But it’s safe to say that your kids’ long-term fate will not be meaningfully affected by the speed and timing of potty training, the brand of educational videos you purchase, or the precise tone of voice in which you discipline. A large proportion of the Parenting Industrial Complex isn’t about kids — it’s about generating content for nervous parents who feel like they should be doing something.
I’ve made the point recently that there are a few other things that buck the trend of genetic determinism in parenting. Many of traits we associated with “good character” in children, the extent to which a child is comfortable physically touching others, the religious beliefs a child learns growing up (although not necessarily the way a child responds to those beliefs within that tradition), the language that a child learns, and the opportunities that a child has to learn new languages at an age young enough for that instruction to “take”, do have something to do with parenting choices.
Also, just because refraining from “abuse or neglect” and escaping its frequently companion, poverty, is commonplace, doesn’t mean that it is always easy when faced with a colicky baby or balancing the need to work long hours to be able to afford essentials and the need to be personally present with your children.
But, it is certainly fair to say that parents, especially affluent new parents with few children who grew up small families themselves, are prone to dramatically overestimate the role of parental nurture in how they turn out.
And, David Roberts, the author of this Vox article does have one other good caveat for us:
The alternative to viewing childhood as preparation is viewing it as life, to be savored and enjoyed. Life is just a series of moments, and it’s amazing how many of them we miss, rush past, or disrupt because our minds are elsewhere, anticipating the future or dwelling on the past. But a moment of joy or connection is its own justification, not a means to an end.
* Another Vox retread that has long been well established, but mysteriously hasn’t swept the nation despite being well established empirically is that: Giving housing to the homeless is three times cheaper than leaving them on the streets.
This miracle has been demonstrated over and over again, in Denver, in Southeast Colorado, in Central Florida, and in Charlotte, North Carolina, and in Utah, to name a few examples. Yet, it is so contrary to what “everyone knows is true” that politicians and the public stubbornly resist implementing this fairly simple idea.
* The same thing is true about the common American criminal justice practice about routinely incarcerating people charged with crimes pending trial if they can’t post bond, which many poor arrestees cannot.
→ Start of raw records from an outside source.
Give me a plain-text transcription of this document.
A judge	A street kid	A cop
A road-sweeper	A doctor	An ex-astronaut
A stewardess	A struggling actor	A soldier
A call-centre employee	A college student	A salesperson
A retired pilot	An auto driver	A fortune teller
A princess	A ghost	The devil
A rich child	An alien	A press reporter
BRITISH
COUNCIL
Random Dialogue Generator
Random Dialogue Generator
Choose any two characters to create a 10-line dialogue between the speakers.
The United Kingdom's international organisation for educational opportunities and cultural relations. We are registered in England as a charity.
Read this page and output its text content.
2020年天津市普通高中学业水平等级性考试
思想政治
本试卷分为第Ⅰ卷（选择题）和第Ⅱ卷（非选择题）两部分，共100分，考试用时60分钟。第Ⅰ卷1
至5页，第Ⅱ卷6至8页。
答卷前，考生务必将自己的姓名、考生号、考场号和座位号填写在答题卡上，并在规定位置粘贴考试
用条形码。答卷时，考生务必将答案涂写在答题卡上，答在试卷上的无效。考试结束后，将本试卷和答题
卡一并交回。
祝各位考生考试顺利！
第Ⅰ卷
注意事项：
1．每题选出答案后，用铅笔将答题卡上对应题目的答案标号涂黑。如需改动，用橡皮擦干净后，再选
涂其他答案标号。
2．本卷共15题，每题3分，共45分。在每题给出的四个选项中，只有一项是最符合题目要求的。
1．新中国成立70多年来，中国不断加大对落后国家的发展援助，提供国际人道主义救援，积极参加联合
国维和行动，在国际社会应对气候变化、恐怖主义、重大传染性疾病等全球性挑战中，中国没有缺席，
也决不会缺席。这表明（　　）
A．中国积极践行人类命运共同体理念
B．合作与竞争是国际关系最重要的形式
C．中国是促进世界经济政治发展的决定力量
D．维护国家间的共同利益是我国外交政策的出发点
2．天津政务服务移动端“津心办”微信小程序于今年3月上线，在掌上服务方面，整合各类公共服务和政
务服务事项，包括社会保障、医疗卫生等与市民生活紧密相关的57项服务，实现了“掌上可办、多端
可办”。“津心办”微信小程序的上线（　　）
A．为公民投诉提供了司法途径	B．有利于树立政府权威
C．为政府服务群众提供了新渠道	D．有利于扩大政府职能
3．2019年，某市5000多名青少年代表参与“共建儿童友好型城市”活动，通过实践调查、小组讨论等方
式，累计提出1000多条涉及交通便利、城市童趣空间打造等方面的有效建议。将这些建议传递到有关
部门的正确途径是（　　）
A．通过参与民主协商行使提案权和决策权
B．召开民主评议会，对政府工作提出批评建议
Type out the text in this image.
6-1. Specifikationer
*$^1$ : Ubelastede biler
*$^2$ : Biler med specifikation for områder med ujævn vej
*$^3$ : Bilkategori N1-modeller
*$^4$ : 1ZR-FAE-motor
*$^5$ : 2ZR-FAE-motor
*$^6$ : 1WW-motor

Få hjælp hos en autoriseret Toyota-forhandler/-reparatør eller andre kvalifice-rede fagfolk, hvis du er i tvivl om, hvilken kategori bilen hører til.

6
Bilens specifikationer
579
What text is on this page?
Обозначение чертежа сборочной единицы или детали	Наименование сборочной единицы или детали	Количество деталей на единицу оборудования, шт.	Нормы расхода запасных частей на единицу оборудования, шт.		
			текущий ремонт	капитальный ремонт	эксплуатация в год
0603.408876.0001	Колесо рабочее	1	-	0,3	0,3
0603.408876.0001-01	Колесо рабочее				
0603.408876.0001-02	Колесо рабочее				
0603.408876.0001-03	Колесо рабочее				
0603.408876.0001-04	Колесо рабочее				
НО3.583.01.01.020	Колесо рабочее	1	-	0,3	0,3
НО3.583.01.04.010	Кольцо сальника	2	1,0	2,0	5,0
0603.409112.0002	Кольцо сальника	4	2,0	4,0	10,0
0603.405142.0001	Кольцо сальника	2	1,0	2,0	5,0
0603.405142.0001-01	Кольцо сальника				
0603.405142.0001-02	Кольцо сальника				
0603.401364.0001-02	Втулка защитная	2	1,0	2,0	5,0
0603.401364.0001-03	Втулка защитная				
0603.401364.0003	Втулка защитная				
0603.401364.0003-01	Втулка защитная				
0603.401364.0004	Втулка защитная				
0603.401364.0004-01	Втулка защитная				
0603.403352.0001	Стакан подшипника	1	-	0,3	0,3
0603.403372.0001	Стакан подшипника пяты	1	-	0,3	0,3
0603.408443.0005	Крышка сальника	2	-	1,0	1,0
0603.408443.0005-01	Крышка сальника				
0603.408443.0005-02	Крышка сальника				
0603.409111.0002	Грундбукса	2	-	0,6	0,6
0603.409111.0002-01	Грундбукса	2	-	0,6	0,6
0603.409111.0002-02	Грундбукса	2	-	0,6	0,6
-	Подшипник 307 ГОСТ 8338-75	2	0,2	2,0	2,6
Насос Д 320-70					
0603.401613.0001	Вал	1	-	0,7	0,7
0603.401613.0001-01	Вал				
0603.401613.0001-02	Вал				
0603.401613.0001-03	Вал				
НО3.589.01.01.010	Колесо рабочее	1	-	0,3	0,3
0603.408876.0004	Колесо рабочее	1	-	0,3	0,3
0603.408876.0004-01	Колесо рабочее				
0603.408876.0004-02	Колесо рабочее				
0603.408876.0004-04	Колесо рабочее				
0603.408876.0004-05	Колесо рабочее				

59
The Vera Institute of Justice developed powerful empirical evidence in the 1960s that the modern institution of bail was unjust and that releasing all but a handful of high risk poor criminal defendants awaiting trial did not pose a heightened risk to public safety, greatly reduced the cost of the criminal justice system for the municipalities that adopted this reform (supervision by pretrial services officers costs about a tenth as much as keeping someone locked up), and produced more fair criminal justice outcomes.
But, as the New York Times and other investigative journalists who have looked into the story have shown, bail remains an institution for unjust and expensive mistreatment of the poor, even in New York City where some of the first experiments with an alternative were wildly successful. Consider this paragraph from the New York Times Magazine (via Vox):
[The Bronx Freedom Fund] bailed out nearly 200 [low-income] defendants and generated some illuminating statistics. Ninety-six percent of the fund’s clients made it to every one of their court appearances, a return rate higher even than that of people who posted their own bail. More than half of the Freedom Fund’s clients, now able to fight their cases outside jail, saw their charges completely dismissed. Not a single client went to jail on the charges for which bail had been posted. By comparison, defendants held on bail for the duration of their cases were convicted 92 percent of the time. The numbers showed what everyone familiar with the system already knew anecdotally: Bail makes poor people who would otherwise win their cases plead guilty
* Empirical research by educational psychologists and pediatricians had strongly established that high school students perform better if their school days start later. Despite the existence of this proven, easy to implement, no cost way to improve secondary education, however, this remains the exception rather than the rule, with the lion’s share of school districts sending elementary school children who are bright eyed and bushy tailed early in the morning to school late in the day, and giving high school students the early shift.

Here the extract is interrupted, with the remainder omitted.